Vi è dunque, da parte di M., un lungo percorso di riflessioni politico-militari e di azioni pratiche, con inflessioni diverse, sulla questione delle f. e delle fortificazioni. È stato mostrato da John Rigby Hale (1983) come tale riflessione sia stata all’origine di un dibattito svoltosi lungo il Cinquecento, e non solo in Italia, nel quale intervenne anche Guicciardini osservando nelle sue Considerazioni, a proposito di Discorsi II xxiv, che «le fortezze spesso sono utili a chi le tiene, per assicurarsi dalle congiure, per fuggire le rebellione e per recuperare le terre perdute», e rimproverando a M. di «biasimare tutti gli ordini moderni che non erano in uso apresso a’ romani». Se il dibattito fu acceso e mai chiuso, un riconoscimento dell’importanza dell’azione pratica di M. nella fortificazione di Firenze venne proprio da Guicciardini in una lettera al fratello del 27 aprile 1526:
El Machiavello è partito con ordine che si faccia la provisione et gli uficiali, et si cominci a fortificare, nel modo che da lui intenderete. Nostro Signore ci va di buone gambe et è per aiutare col suo la opera. Et el Machiavello è stato quello che la promosse, in modo che siate debitori di tractarlo bene di questa sua venuta et le altre cose che gli occorreranno, ché ha guadagnato molto bene lo scocto (Lettere, a cura di P. Jodogne, 10° vol., 2008, pp. 417-19).
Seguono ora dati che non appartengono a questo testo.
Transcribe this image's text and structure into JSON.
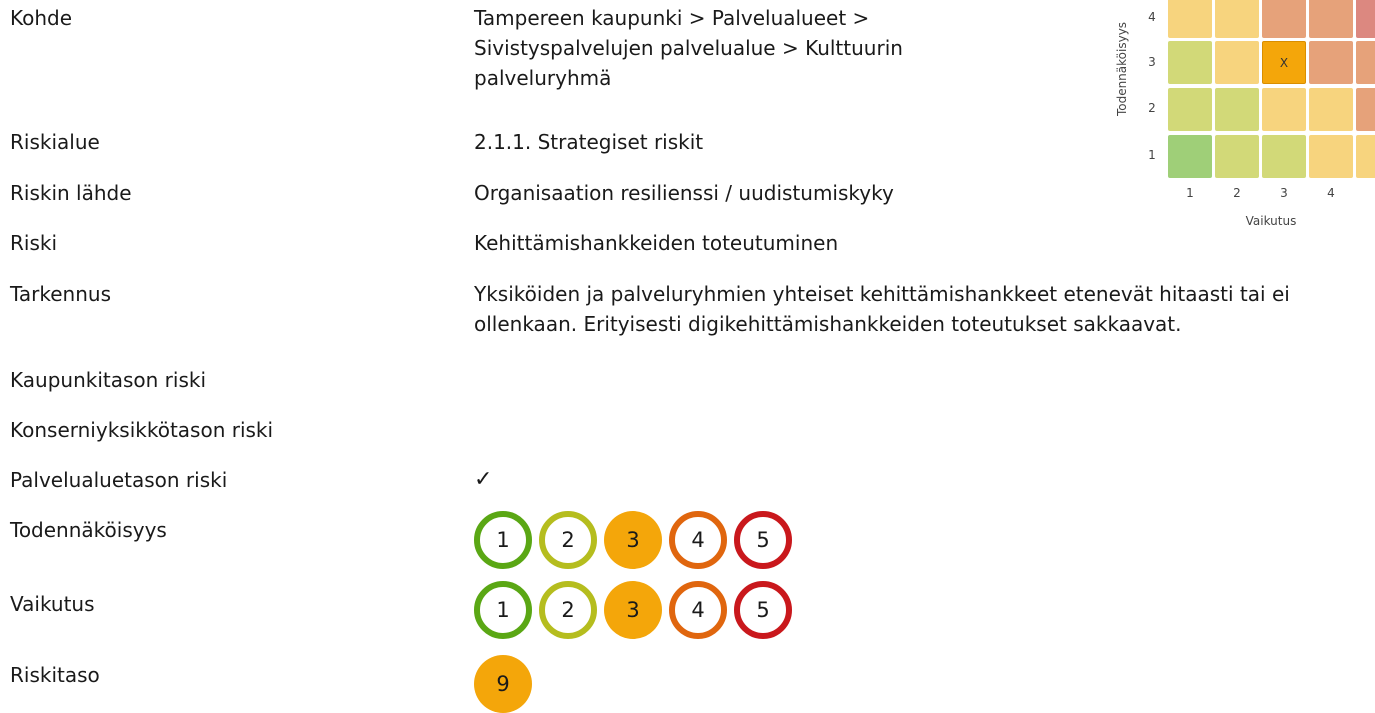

Bibliografia: J.R. Hale, Renaissance war studies, London 1983 (in partic. The early development of the bastion: an Italian chronology c. 1450 - c. 1534, pp. 1-29, e To fortify or not to fortify? Machiavelli’s contribution to a Renaissance debate, pp. 189-209); N. Cavini, Castelli, fortificazioni e difesa locale, in Castrum 3. Guerre, fortification et habitat dans le monde méditerranéen au Moyen Âge, Madrid-Roma 1988, pp. 135-41; M. Viganò, Machiavelli e il tema della fortezza, postfazione a L. Zanzi, Machiavelli e gli ‘Svizzeri’ e altre ‘machiavellerie’ filosofiche concernenti la natura, la guerra, lo Stato, la società, l’etica e la civiltà, Bellinzona 2009, pp. 248-68.